Tuesday, 16 September 2014

Getting myself some support because together is better!

16th September 2014
If life was easy, we would be bored, that’s why we are faced with challenges every day, so that we can work to keep ourselves happy!

 Together is Better!

Well check me out, I’ve joined Weight Watchers, of course I never left but I haven’t been going to meetings nor did I have myself a leader, so yesterday that’s exactly what I went and did.  I considered driving out of area so no one knew I was a leader but then realised I have a meeting almost on my doorstep with a good leader and does it really matter if everyone know me, leaders need support too, it’s how we lost our weight in the first place!   My leaders lovely, she’s friendly but she was direct when she needed to be with me and I’m hoping the thought of that conversation at the scales next week will be enough to keep me on track this week.  She made me smile when I said “26 ProPoints just isn’t enough”, she replied “it was enough when you got to goal 10 years ago”, that gave me food for thought, yes I like eating large portions but I don’t need to because I’ve survived on smaller portions before and not starved to death, so portion control is the top of my agenda this week.  I’m not talking tiny portions, just realistic ones, and asking myself do I really need a slice of bread with that.  Yeah I will have me a weight loss next week, 99 days to Christmas, 14 more weigh-ins, I could be back at goal by then if I stopped messing around! 

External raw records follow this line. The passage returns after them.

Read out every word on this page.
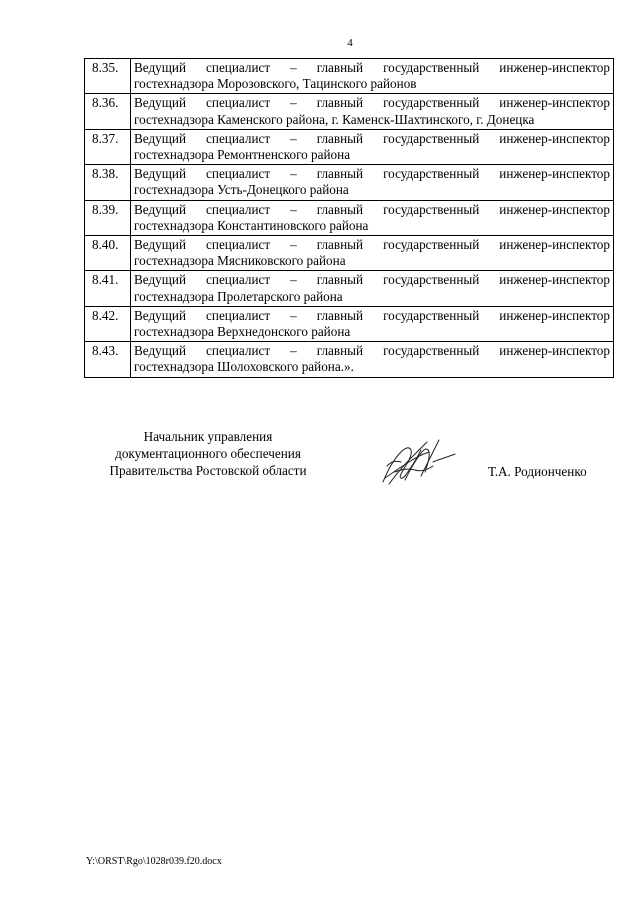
4
8.35.	Ведущий специалист – главный государственный инженер-инспектор
гостехнадзора Морозовского, Тацинского районов

8.36.	Ведущий специалист – главный государственный инженер-инспектор
гостехнадзора Каменского района, г. Каменск-Шахтинского, г. Донецка

8.37.	Ведущий специалист – главный государственный инженер-инспектор
гостехнадзора Ремонтненского района

8.38.	Ведущий специалист – главный государственный инженер-инспектор
гостехнадзора Усть-Донецкого района

8.39.	Ведущий специалист – главный государственный инженер-инспектор
гостехнадзора Константиновского района

8.40.	Ведущий специалист – главный государственный инженер-инспектор
гостехнадзора Мясниковского района

8.41.	Ведущий специалист – главный государственный инженер-инспектор
гостехнадзора Пролетарского района

8.42.	Ведущий специалист – главный государственный инженер-инспектор
гостехнадзора Верхнедонского района

8.43.	Ведущий специалист – главный государственный инженер-инспектор
гостехнадзора Шолоховского района.».
Начальник управления
документационного обеспечения
Правительства Ростовской области	Т.А. Родионченко
Y:\ORST\Rgo\1028r039.f20.docx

I found out a pair of jeans I bought  in 2002 when I was in California, I was pleasantly surprised to find that I can still actually get them on, I can’t fasten them but I didn’t think I’d get them over my thighs to be honest so they are going to be my none scale victory, I’m going to try them on every couple of weeks and see if the button is getting closer to fastening. Heck I should hang em on the kitchen fridge or lay them on my wine collection ;)

What is good is I don’t feel negative about it all, my reasons for losing weight are positive ones, it’s a health thing, I’m already happy, I realised from last night’s meeting, I don’t have a confidence issue, losing weight won’t make me feel more confident in myself, although from memory I think it probably did when I first got to goal but I had more to lose then, it made me feel more comfortable about going out once I’d lost my weight.  There’s nothing worse than trying to buy clothes when you’ve gained weight and don’t feel good about yourself, I do remember that feeling, I never want to feel that way again, so that can be a motivator too.

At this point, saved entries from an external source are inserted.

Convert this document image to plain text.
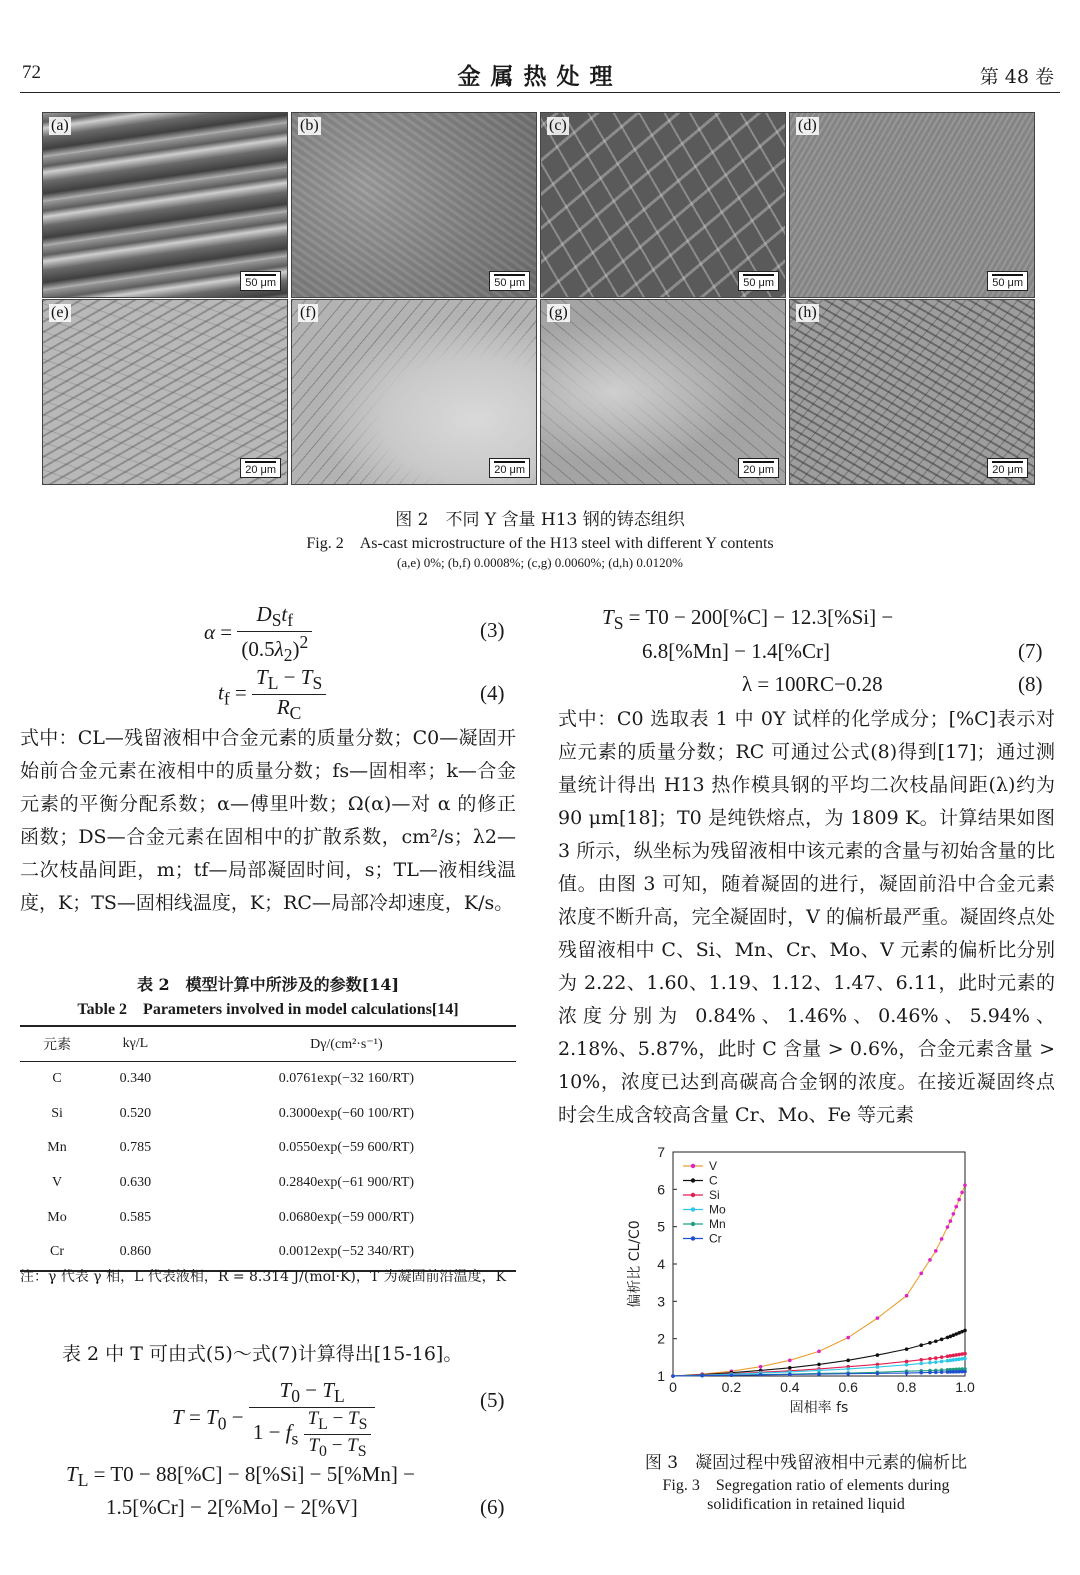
72	金属热处理	第 48 卷
(a)
50 μm
(b)
50 μm
(c)
50 μm
(d)
50 μm
(e)
20 μm
(f)
20 μm
(g)
20 μm
(h)
20 μm
图 2　不同 Y 含量 H13 钢的铸态组织
Fig. 2　As-cast microstructure of the H13 steel with different Y contents
(a,e) 0%; (b,f) 0.0008%; (c,g) 0.0060%; (d,h) 0.0120%
$\alpha = \frac{D_St_f}{(0.5\lambda_2)^2}$	(3)
$t_f = \frac{T_L - T_S}{R_C}$	(4)
式中：CL—残留液相中合金元素的质量分数；C0—凝固开始前合金元素在液相中的质量分数；fs—固相率；k—合金元素的平衡分配系数；α—傅里叶数；Ω(α)—对 α 的修正函数；DS—合金元素在固相中的扩散系数，cm²/s；λ2—二次枝晶间距，m；tf—局部凝固时间，s；TL—液相线温度，K；TS—固相线温度，K；RC—局部冷却速度，K/s。
表 2　模型计算中所涉及的参数[14]
Table 2　Parameters involved in model calculations[14]
元素	kγ/L	Dγ/(cm²·s⁻¹)
C	0.340	0.0761exp(−32 160/RT)
Si	0.520	0.3000exp(−60 100/RT)
Mn	0.785	0.0550exp(−59 600/RT)
V	0.630	0.2840exp(−61 900/RT)
Mo	0.585	0.0680exp(−59 000/RT)
Cr	0.860	0.0012exp(−52 340/RT)
注：γ 代表 γ 相，L 代表液相，R = 8.314 J/(mol·K)，T 为凝固前沿温度，K
表 2 中 T 可由式(5)～式(7)计算得出[15-16]。
$T = T_0 - \frac{T_0 - T_L}{1 - f_s \frac{T_L - T_S}{T_0 - T_S}}$	(5)
$T_L = T0 - 88[\%C] - 8[\%Si] - 5[\%Mn]$ −
1.5[%Cr] − 2[%Mo] − 2[%V]	(6)
$T_S = T0 - 200[\%C] - 12.3[\%Si]$ −
6.8[%Mn] − 1.4[%Cr]	(7)
λ = 100RC−0.28	(8)
式中：C0 选取表 1 中 0Y 试样的化学成分；[%C]表示对应元素的质量分数；RC 可通过公式(8)得到[17]；通过测量统计得出 H13 热作模具钢的平均二次枝晶间距(λ)约为 90 μm[18]；T0 是纯铁熔点，为 1809 K。计算结果如图 3 所示，纵坐标为残留液相中该元素的含量与初始含量的比值。由图 3 可知，随着凝固的进行，凝固前沿中合金元素浓度不断升高，完全凝固时，V 的偏析最严重。凝固终点处残留液相中 C、Si、Mn、Cr、Mo、V 元素的偏析比分别为 2.22、1.60、1.19、1.12、1.47、6.11，此时元素的浓度分别为 0.84%、1.46%、0.46%、5.94%、2.18%、5.87%，此时 C 含量 > 0.6%，合金元素含量 > 10%，浓度已达到高碳高合金钢的浓度。在接近凝固终点时会生成含较高含量 Cr、Mo、Fe 等元素
0	0.2	0.4	0.6	0.8	1.0
1
2
3
4
5
6
7
固相率 fs
偏析比 CL/C0
V
C
Si
Mo
Mn
Cr
图 3　凝固过程中残留液相中元素的偏析比
Fig. 3　Segregation ratio of elements during
solidification in retained liquid
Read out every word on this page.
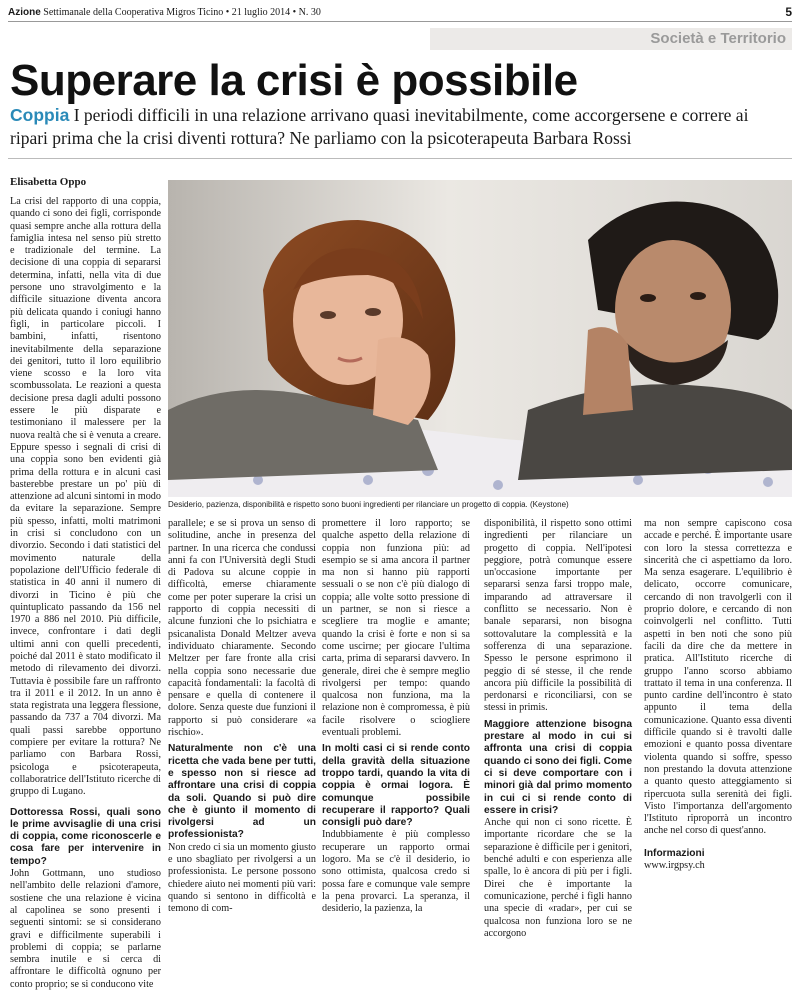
Azione Settimanale della Cooperativa Migros Ticino • 21 luglio 2014 • N. 30	5
Società e Territorio
Superare la crisi è possibile
Coppia I periodi difficili in una relazione arrivano quasi inevitabilmente, come accorgersene e correre ai ripari prima che la crisi diventi rottura? Ne parliamo con la psicoterapeuta Barbara Rossi
Elisabetta Oppo

La crisi del rapporto di una coppia, quando ci sono dei figli, corrisponde quasi sempre anche alla rottura della famiglia intesa nel senso più stretto e tradizionale del termine. La decisione di una coppia di separarsi determina, infatti, nella vita di due persone uno stravolgimento e la difficile situazione diventa ancora più delicata quando i coniugi hanno figli, in particolare piccoli. I bambini, infatti, risentono inevitabilmente della separazione dei genitori, tutto il loro equilibrio viene scosso e la loro vita scombussolata. Le reazioni a questa decisione presa dagli adulti possono essere le più disparate e testimoniano il malessere per la nuova realtà che si è venuta a creare. Eppure spesso i segnali di crisi di una coppia sono ben evidenti già prima della rottura e in alcuni casi basterebbe prestare un po' più di attenzione ad alcuni sintomi in modo da evitare la separazione. Sempre più spesso, infatti, molti matrimoni in crisi si concludono con un divorzio. Secondo i dati statistici del movimento naturale della popolazione dell'Ufficio federale di statistica in 40 anni il numero di divorzi in Ticino è più che quintuplicato passando da 156 nel 1970 a 886 nel 2010. Più difficile, invece, confrontare i dati degli ultimi anni con quelli precedenti, poiché dal 2011 è stato modificato il metodo di rilevamento dei divorzi. Tuttavia è possibile fare un raffronto tra il 2011 e il 2012. In un anno è stata registrata una leggera flessione, passando da 737 a 704 divorzi. Ma quali passi sarebbe opportuno compiere per evitare la rottura? Ne parliamo con Barbara Rossi, psicologa e psicoterapeuta, collaboratrice dell'Istituto ricerche di gruppo di Lugano.

Dottoressa Rossi, quali sono le prime avvisaglie di una crisi di coppia, come riconoscerle e cosa fare per intervenire in tempo?

John Gottmann, uno studioso nell'ambito delle relazioni d'amore, sostiene che una relazione è vicina al capolinea se sono presenti i seguenti sintomi: se si considerano gravi e difficilmente superabili i problemi di coppia; se parlarne sembra inutile e si cerca di affrontare le difficoltà ognuno per conto proprio; se si conducono vite

Desiderio, pazienza, disponibilità e rispetto sono buoni ingredienti per rilanciare un progetto di coppia. (Keystone)

parallele; e se si prova un senso di solitudine, anche in presenza del partner. In una ricerca che condussi anni fa con l'Università degli Studi di Padova su alcune coppie in difficoltà, emerse chiaramente come per poter superare la crisi un rapporto di coppia necessiti di alcune funzioni che lo psichiatra e psicanalista Donald Meltzer aveva individuato chiaramente. Secondo Meltzer per fare fronte alla crisi nella coppia sono necessarie due capacità fondamentali: la facoltà di pensare e quella di contenere il dolore. Senza queste due funzioni il rapporto si può considerare «a rischio».

Naturalmente non c'è una ricetta che vada bene per tutti, e spesso non si riesce ad affrontare una crisi di coppia da soli. Quando si può dire che è giunto il momento di rivolgersi ad un professionista?

Non credo ci sia un momento giusto e uno sbagliato per rivolgersi a un professionista. Le persone possono chiedere aiuto nei momenti più vari: quando si sentono in difficoltà e temono di com-

promettere il loro rapporto; se qualche aspetto della relazione di coppia non funziona più: ad esempio se si ama ancora il partner ma non si hanno più rapporti sessuali o se non c'è più dialogo di coppia; alle volte sotto pressione di un partner, se non si riesce a scegliere tra moglie e amante; quando la crisi è forte e non si sa come uscirne; per giocare l'ultima carta, prima di separarsi davvero. In generale, direi che è sempre meglio rivolgersi per tempo: quando qualcosa non funziona, ma la relazione non è compromessa, è più facile risolvere o sciogliere eventuali problemi.

In molti casi ci si rende conto della gravità della situazione troppo tardi, quando la vita di coppia è ormai logora. È comunque possibile recuperare il rapporto? Quali consigli può dare?

Indubbiamente è più complesso recuperare un rapporto ormai logoro. Ma se c'è il desiderio, io sono ottimista, qualcosa credo si possa fare e comunque vale sempre la pena provarci. La speranza, il desiderio, la pazienza, la

disponibilità, il rispetto sono ottimi ingredienti per rilanciare un progetto di coppia. Nell'ipotesi peggiore, potrà comunque essere un'occasione importante per separarsi senza farsi troppo male, imparando ad attraversare il conflitto se necessario. Non è banale separarsi, non bisogna sottovalutare la complessità e la sofferenza di una separazione. Spesso le persone esprimono il peggio di sé stesse, il che rende ancora più difficile la possibilità di perdonarsi e riconciliarsi, con se stessi in primis.

Maggiore attenzione bisogna prestare al modo in cui si affronta una crisi di coppia quando ci sono dei figli. Come ci si deve comportare con i minori già dal primo momento in cui ci si rende conto di essere in crisi?

Anche qui non ci sono ricette. È importante ricordare che se la separazione è difficile per i genitori, benché adulti e con esperienza alle spalle, lo è ancora di più per i figli. Direi che è importante la comunicazione, perché i figli hanno una specie di «radar», per cui se qualcosa non funziona loro se ne accorgono

ma non sempre capiscono cosa accade e perché. È importante usare con loro la stessa correttezza e sincerità che ci aspettiamo da loro. Ma senza esagerare. L'equilibrio è delicato, occorre comunicare, cercando di non travolgerli con il proprio dolore, e cercando di non coinvolgerli nel conflitto. Tutti aspetti in ben noti che sono più facili da dire che da mettere in pratica. All'Istituto ricerche di gruppo l'anno scorso abbiamo trattato il tema in una conferenza. Il punto cardine dell'incontro è stato appunto il tema della comunicazione. Quanto essa diventi difficile quando si è travolti dalle emozioni e quanto possa diventare violenta quando si soffre, spesso non prestando la dovuta attenzione a quanto questo atteggiamento si ripercuota sulla serenità dei figli. Visto l'importanza dell'argomento l'Istituto riproporrà un incontro anche nel corso di quest'anno.

Informazioni

www.irgpsy.ch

Ooo I know not everyone likes it but we had liver and onions for tea (filling and healthy) I added a little bit of chorizo to the liver and onions when they were frying, it really added a nice bit of extra flavour, I didn’t use as much bisto gravy as I probably normally would, mainly because I’d run out, there was only a bit left in the bottom of the tub and we shared a large jacket potato rather than having on each.  Yes there was still plenty on the plate, portion creep is definitely a habit, I’d even got back to using the bigger round plates!

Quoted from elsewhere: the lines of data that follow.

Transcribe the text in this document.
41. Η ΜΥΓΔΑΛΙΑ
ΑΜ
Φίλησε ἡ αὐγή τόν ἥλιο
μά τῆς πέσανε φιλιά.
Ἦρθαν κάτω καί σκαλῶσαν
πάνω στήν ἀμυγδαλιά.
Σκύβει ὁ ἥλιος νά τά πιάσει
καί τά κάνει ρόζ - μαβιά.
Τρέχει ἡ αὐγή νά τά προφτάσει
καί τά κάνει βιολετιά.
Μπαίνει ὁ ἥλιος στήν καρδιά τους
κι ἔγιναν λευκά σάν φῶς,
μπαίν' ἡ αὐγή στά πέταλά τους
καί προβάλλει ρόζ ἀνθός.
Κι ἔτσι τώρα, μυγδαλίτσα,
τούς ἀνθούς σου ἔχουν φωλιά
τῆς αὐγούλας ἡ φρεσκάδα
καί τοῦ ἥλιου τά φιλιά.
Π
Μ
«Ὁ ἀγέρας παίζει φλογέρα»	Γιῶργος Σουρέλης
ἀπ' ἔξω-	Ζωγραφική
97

So I’ve just taken a couple of salmon pieces out of the freezer, that’s lunch sorted probably with brown rice and peas, I want to make that beef curry again that I made last week, it was delicious so could make that for tea or get it ready for tomorrow, we shall see.  I need to get my ‘on track’ head on, thinking before eating, it makes a difference, it’s too easy to leave it to the last minute.  I forgot to have breakfast yesterday was so caught up in messing about in my office so it was about 11.30am by the time I remembered and I ended up having a big brunch of chicken, sweetcorn and mayo wraps, then I was out and about running errands and didn’t have my tea until half seven which meant I ate two large meals, not the best for my digestion system I realised, which is another reason I need to watch my portion sizes, my stomach struggled to cope with those two large meals, so today is all about awareness.

The aim is to get to a place where you follow the plan mindlessly most of the time, which I think I do in all honesty otherwise I’d be back where I started, I’ve just gone a little bit astray and need to get mindful again!

Right let’s have a great day BeYOUtiful, and use the question, “do I need all that on my plate?”